In Memphis, Michigan* some residents have taken umbrage with the sign outside a local Baptist church. It reads “God calls pastors to have their own wife thus avoiding fornication!” Some residents feel that the sign targets Catholics. Others just don’t like the use of “fornication” in public.
A church billboard in Texas admits that Christians are “jerks.” A church in Charlotte, North Carolina won’t allow a Mormon couple to serve as leaders in their Cub Scout troop because they don’t consider them “real Christians.”
A giant statue of Jesus is being built in a small town in Poland. At over 50 meters tall, it will be the largest statue of the Nazarene in the world.
Florida’s Qur’an (not) burning pastor wants a New Jersey car dealer to make good on his promise to give him a Hyundai if he didn’t burn the books. A deal is a deal, I guess. The Justice Department has lent its support to the controversial mosque being built in Murfreesboro, Tennessee. Meanwhile, the county’s hearing over the mosque’s construction is becoming a poor man’s Scopes trial.
More Americans see Christianity as an important part of being “truly American.”
If Christine O’Donnell blew a church-state dog whistle, then Minnesota Secretary of State candidate Dan Severson is playing a church-state bugle. The Republican candidate denies that it’s possible for there to be a separation between church and state: “I mean it just does not exist, and it does not exist in America for a purpose, because we are a Christian nation.”
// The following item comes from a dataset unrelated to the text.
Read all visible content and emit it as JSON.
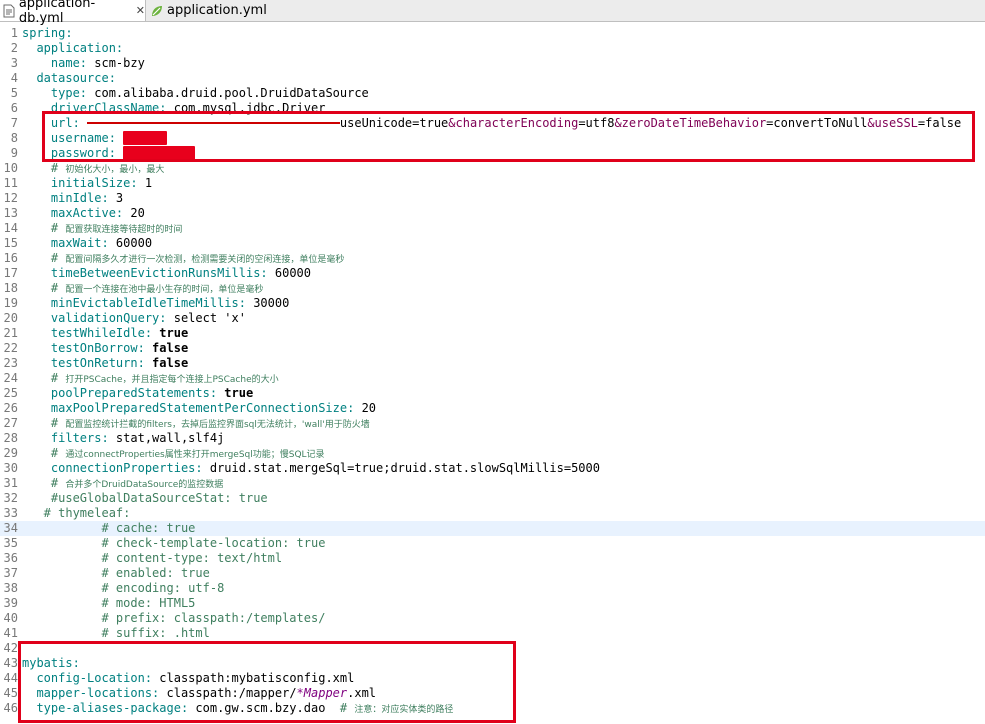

A student in North Carolina has been suspended from school after repeatedly attending in full pirate regalia. The student claims the pirate gear is part of his Pastafarian religion.
A Catholic bishop in Chicago had his online identity stolen by email scammers. The scammers used the Bishop Joseph Perry’s email address and a fake Facebook page in his name to scam victims out of money for an orphanage in Africa that had supposedly burned down. The Catholic Church has canonized the first Australian-born saint. Some are calling Mother Mary MacKillop the Patron Saint of Whistleblowers for her brief excommunication in the 19th century for denouncing clerical abuse of children. One American Catholic observer thinks the Vatican should make her the patron of the abused.
The times they are a’changin’. The synagogue where Bob Dylan had his bar mitzvah is for sale.
While the Vatican may say Homer and Bart Simpson are Catholics, The Simpsons’ producer disagrees. The cartoon family regularly attends Rev. Lovejoy’s First Church of Springfield “which is decidedly Presbylutheran.” Meanwhile, apparently it is impossible to officially leave the Catholic Church. And the Archbishop of St. Paul-Minneapolis says he doesn’t want any “lukewarm” Christians in the church.
The Unification Church held its second mass wedding of the year. The Rev. Sun Myung Moon married 7,200 South Korean and foreign couples.
The end of the world might be farther off than once expected, at least according to the Mayan calendar. From Qumran to dot-com: the Israel Antiques Authority and Google are working together to digitize the Dead Sea Scrolls and make them available to the public.